Together with Ivan Yakymenko and Yuri Klimontovych, he developed a statistical theory of spatially bounded plasma-molecular systems, on the basis of which he investigated the influence of the interaction of plasma and molecular subsystems on electromagnetic fluctuations in such systems. He obtained new kinetic equations for the distribution functions of free and bound charged particles in bounded plasma-molecular media, established the explicit form of collision integrals, and investigated the influence of boundary surfaces on the distributions of electrons, ions, and molecules near the medium boundary. He developed the theory of bremsstrahlung in plasma-molecular systems, which takes into account all possible scattering processes involving charged particles and molecules, as well as the scattering of electrons and molecules by collective fluctuations.

In the 1980s and 1990s, together with Oleksiy Sytenko, he generalized the theory of fluctuations in a stable stationary plasma to the case of turbulent plasma with diffusion-drift motions of the liquid type. Calculated the dynamic form factors of such a plasma, investigated their features associated with large-scale turbulent motions in such a plasma. Within the developed approach, he proposed a model of non-Markov diffusion of particles in turbulent plasma.

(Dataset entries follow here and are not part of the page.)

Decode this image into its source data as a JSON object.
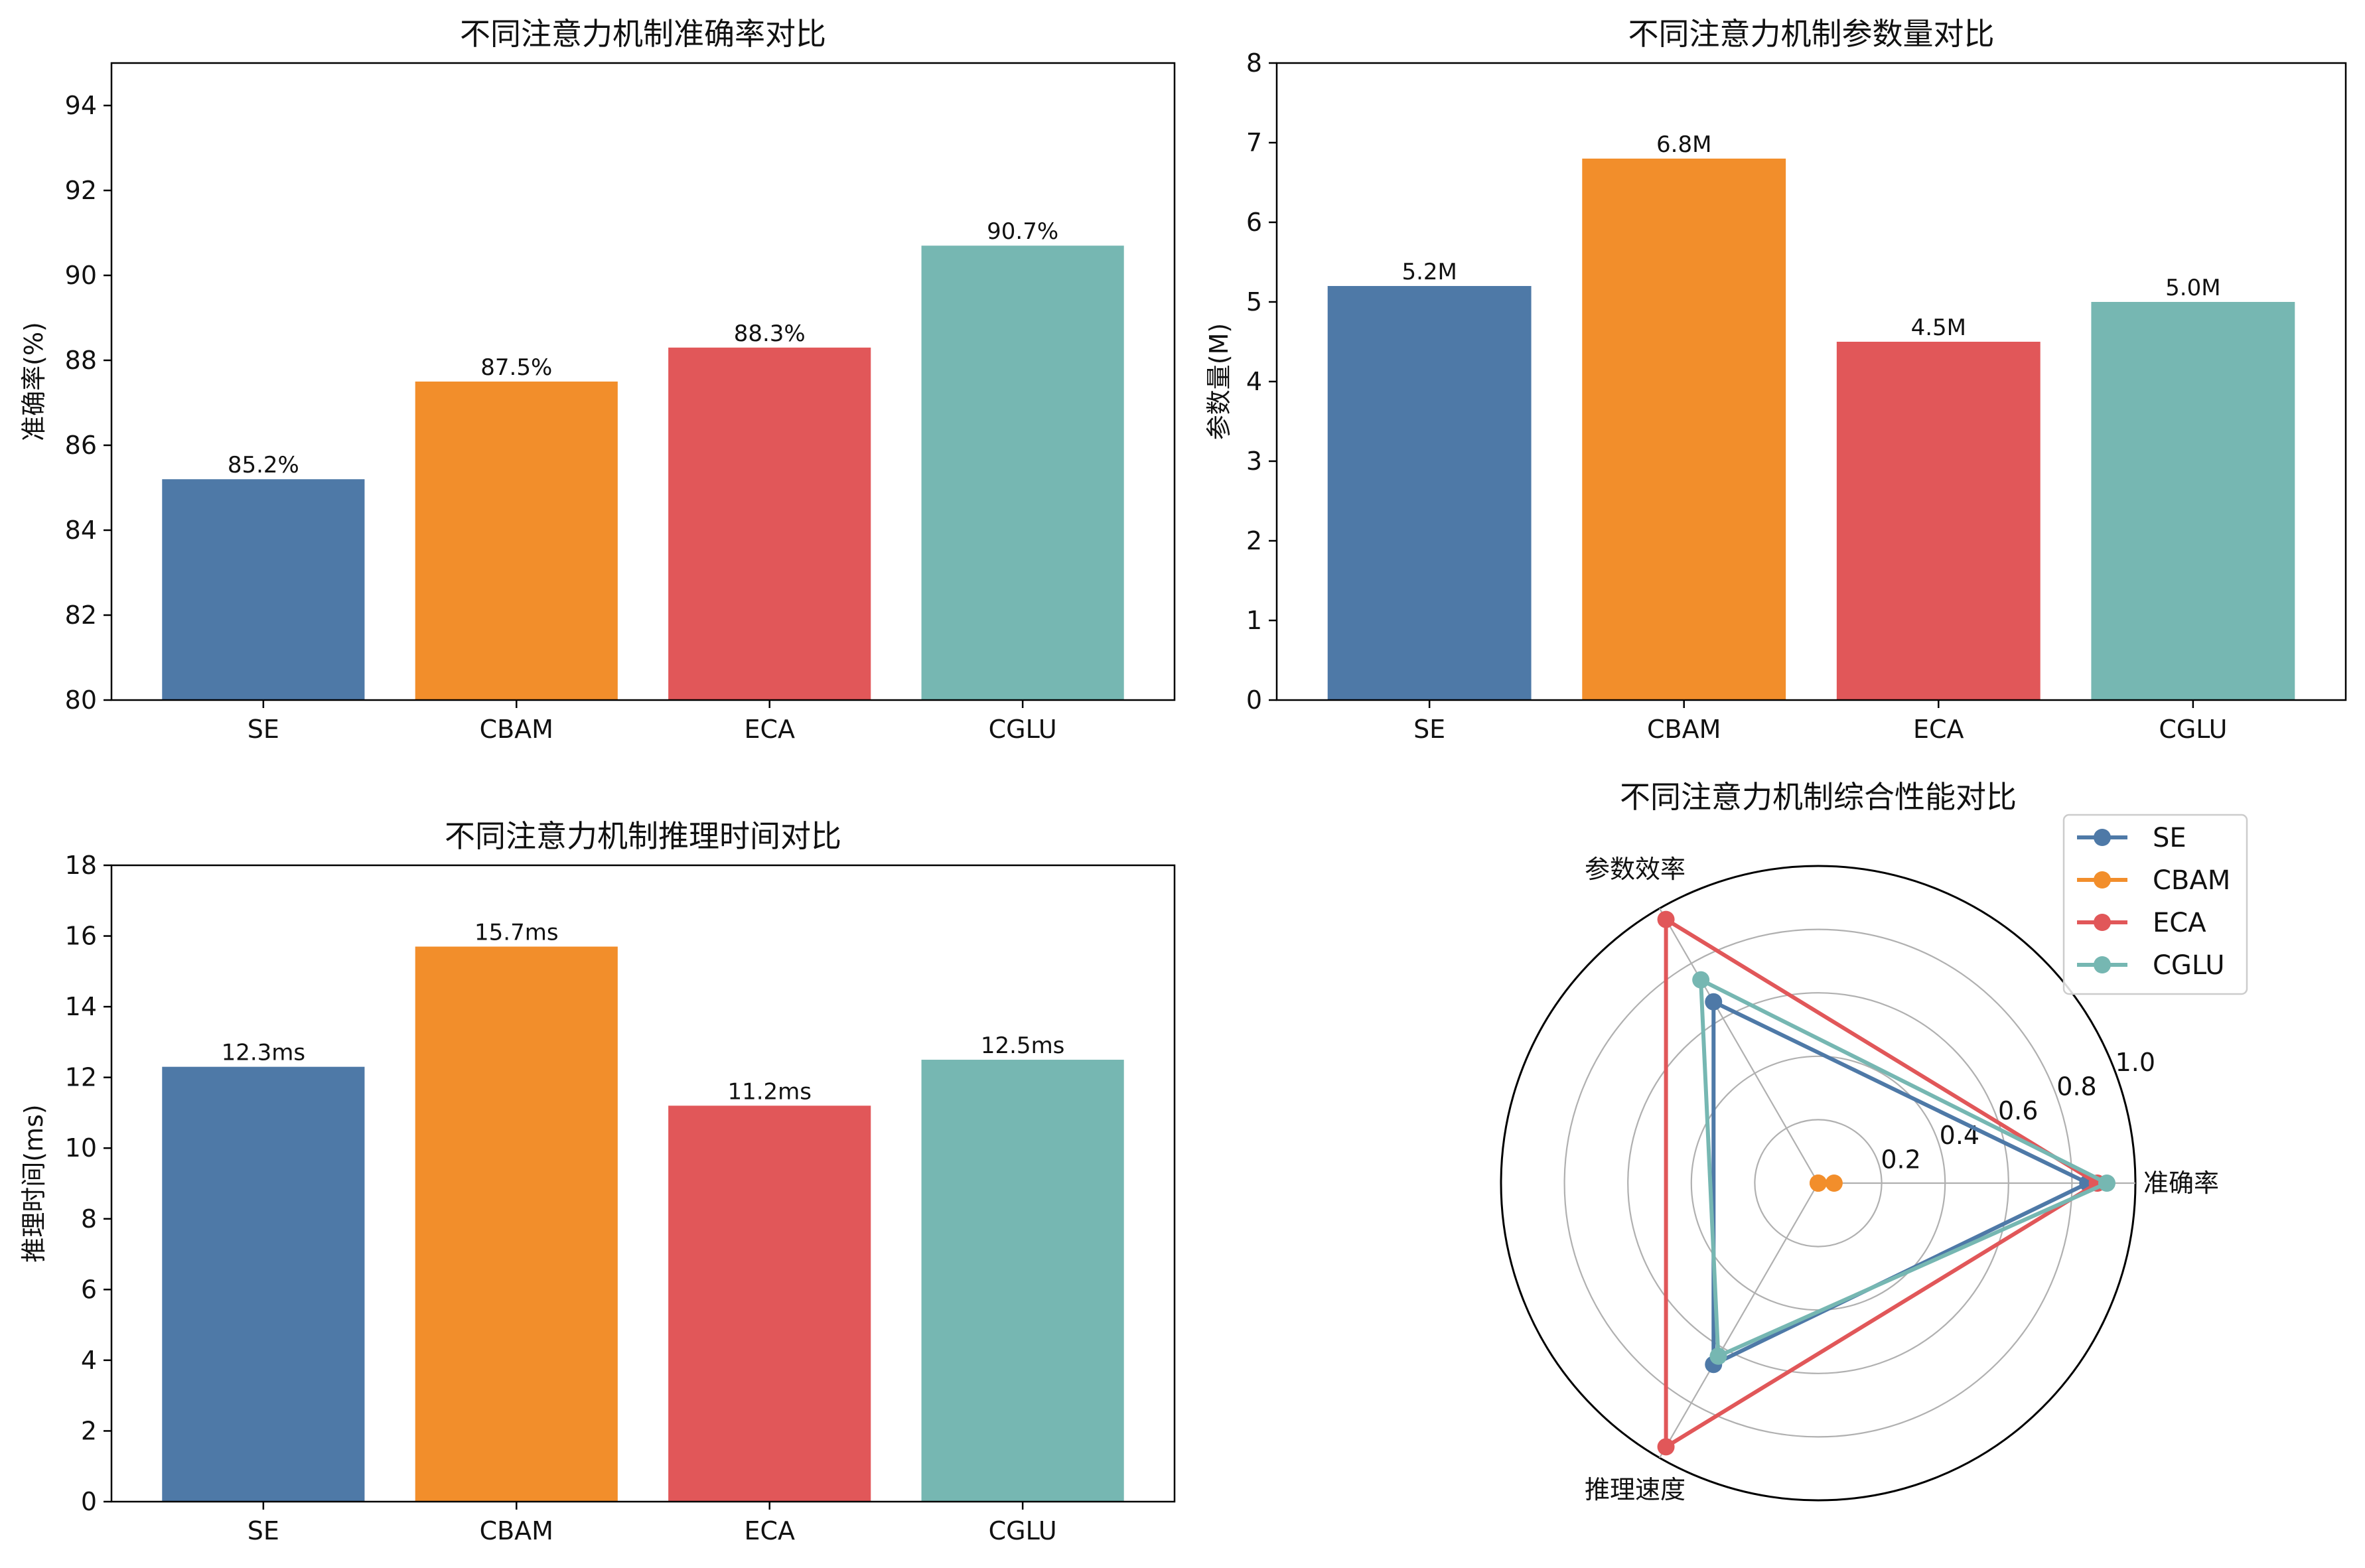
{
  "chart_data": [
    {
      "type": "bar",
      "title": "不同注意力机制准确率对比",
      "xlabel": "",
      "ylabel": "准确率(%)",
      "categories": [
        "SE",
        "CBAM",
        "ECA",
        "CGLU"
      ],
      "values": [
        85.2,
        87.5,
        88.3,
        90.7
      ],
      "value_labels": [
        "85.2%",
        "87.5%",
        "88.3%",
        "90.7%"
      ],
      "ylim": [
        80,
        95
      ],
      "yticks": [
        80,
        82,
        84,
        86,
        88,
        90,
        92,
        94
      ],
      "grid": false
    },
    {
      "type": "bar",
      "title": "不同注意力机制参数量对比",
      "xlabel": "",
      "ylabel": "参数量(M)",
      "categories": [
        "SE",
        "CBAM",
        "ECA",
        "CGLU"
      ],
      "values": [
        5.2,
        6.8,
        4.5,
        5.0
      ],
      "value_labels": [
        "5.2M",
        "6.8M",
        "4.5M",
        "5.0M"
      ],
      "ylim": [
        0,
        8
      ],
      "yticks": [
        0,
        1,
        2,
        3,
        4,
        5,
        6,
        7,
        8
      ],
      "grid": false
    },
    {
      "type": "bar",
      "title": "不同注意力机制推理时间对比",
      "xlabel": "",
      "ylabel": "推理时间(ms)",
      "categories": [
        "SE",
        "CBAM",
        "ECA",
        "CGLU"
      ],
      "values": [
        12.3,
        15.7,
        11.2,
        12.5
      ],
      "value_labels": [
        "12.3ms",
        "15.7ms",
        "11.2ms",
        "12.5ms"
      ],
      "ylim": [
        0,
        18
      ],
      "yticks": [
        0,
        2,
        4,
        6,
        8,
        10,
        12,
        14,
        16,
        18
      ],
      "grid": false
    },
    {
      "type": "radar",
      "title": "不同注意力机制综合性能对比",
      "axes": [
        "准确率",
        "参数效率",
        "推理速度"
      ],
      "rlim": [
        0,
        1.0
      ],
      "rticks": [
        0.2,
        0.4,
        0.6,
        0.8,
        1.0
      ],
      "rtick_labels": [
        "0.2",
        "0.4",
        "0.6",
        "0.8",
        "1.0"
      ],
      "legend_position": "top-right",
      "series": [
        {
          "name": "SE",
          "values": [
            0.85,
            0.66,
            0.66
          ]
        },
        {
          "name": "CBAM",
          "values": [
            0.05,
            0.0,
            0.0
          ]
        },
        {
          "name": "ECA",
          "values": [
            0.88,
            0.96,
            0.96
          ]
        },
        {
          "name": "CGLU",
          "values": [
            0.91,
            0.74,
            0.63
          ]
        }
      ]
    }
  ],
  "colors": {
    "SE": "#4e79a7",
    "CBAM": "#f28e2b",
    "ECA": "#e15759",
    "CGLU": "#76b7b2",
    "axis": "#000000",
    "grid": "#b0b0b0"
  }
}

Further research was aimed at the kinetic description of dusty plasma and the development of the theory of electromagnetic fluctuations in such plasma, taking into account the self-consistent formation of the dynamic charge of powders.

He developed the kinetic theory of dusty plasma. On the basis of the first principles of statistical mechanics, he derived microscopic equations and a chain of Bogolyubov equations for dusty plasma, which made it possible to explain a wide class of new physical phenomena. In particular, he proposed a kinetic approach to the calculation of the effective interaction potentials of powders in plasma and applied it to the study of shielded potentials in weakly ionized plasma, including in the presence of external fields. He found that charging the powders with plasma currents [absent in the source] leads to their decryption, i.e. to the appearance of the Coulomb asymptotics of the effective potential. It has also been shown that the specific polarization of the plasma near the moving powder can lead to a significant reduction in the coefficient of friction and even a change in its sign (negative friction).

He developed the theory of electromagnetic fluctuations in powdered weakly ionized plasma, taking into account the dynamic charging of powders with plasma currents. Proposed general relations for the dielectric response function of dusty plasma and fluctuation currents.